SlateDB compresses SST data in two different ways. One is built into the row format and is always on. The other is an optional codec you choose for WAL SSTs and regular SSTs.

  • Prefix compression happens inside each SST data block. SstRowCodecV2 encodes each key relative to the previous key, with restart points that store full keys so readers can still seek within the block. This reduces repeated key bytes even when block compression is disabled. Data Modeling covers the effect on key layout.
  • Block compression is controlled by Settings::compression_codec and CompressionCodec. This applies to all blocks (data, indexes, filters, and stats).

The available codecs are a build-time choice. The slatedb crate exposes Snappy, Zlib, LZ4, and Zstd behind Cargo features. The compression feature enables Snappy. The zlib, lz4, and zstd features enable those codecs directly.

The selected codec is stored in each SST’s metadata. Changing compression_codec only affects new WAL and SST files. Existing files keep the codec they were written with, so a database can temporarily contain a mix of uncompressed files and files written with different codecs while flush and compaction rewrite older data.

Compression reduces object-store bytes, network transfer, and cache footprint. That usually helps storage cost and scan-heavy workloads. The cost is CPU on both write and read.
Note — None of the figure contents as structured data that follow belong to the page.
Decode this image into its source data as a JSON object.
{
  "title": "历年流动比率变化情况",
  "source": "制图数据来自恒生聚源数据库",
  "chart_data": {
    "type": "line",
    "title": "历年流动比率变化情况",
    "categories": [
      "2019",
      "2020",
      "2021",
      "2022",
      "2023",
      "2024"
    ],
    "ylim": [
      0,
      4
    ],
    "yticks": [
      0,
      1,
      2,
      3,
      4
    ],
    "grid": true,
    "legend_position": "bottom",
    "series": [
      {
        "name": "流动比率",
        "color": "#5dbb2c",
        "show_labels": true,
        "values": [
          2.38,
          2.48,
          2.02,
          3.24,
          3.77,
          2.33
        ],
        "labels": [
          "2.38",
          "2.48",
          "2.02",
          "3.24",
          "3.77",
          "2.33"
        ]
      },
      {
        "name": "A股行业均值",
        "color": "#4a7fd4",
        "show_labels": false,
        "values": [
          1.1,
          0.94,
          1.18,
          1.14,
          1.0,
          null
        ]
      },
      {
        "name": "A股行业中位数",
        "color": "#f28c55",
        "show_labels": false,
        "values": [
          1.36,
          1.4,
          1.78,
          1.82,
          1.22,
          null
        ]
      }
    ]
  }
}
Block size changes the tradeoff. Larger blocks usually compress better. Smaller blocks reduce over-read on point lookups. The Tuning page covers the operational knobs.

Prefix compression has its own tradeoff. It helps most when adjacent sorted keys share long prefixes, because that reduces repeated key bytes inside a block. The cost is extra decode work within each restart region: after seeking to a restart point, SlateDB might need to reconstruct several keys before it reaches the target entry.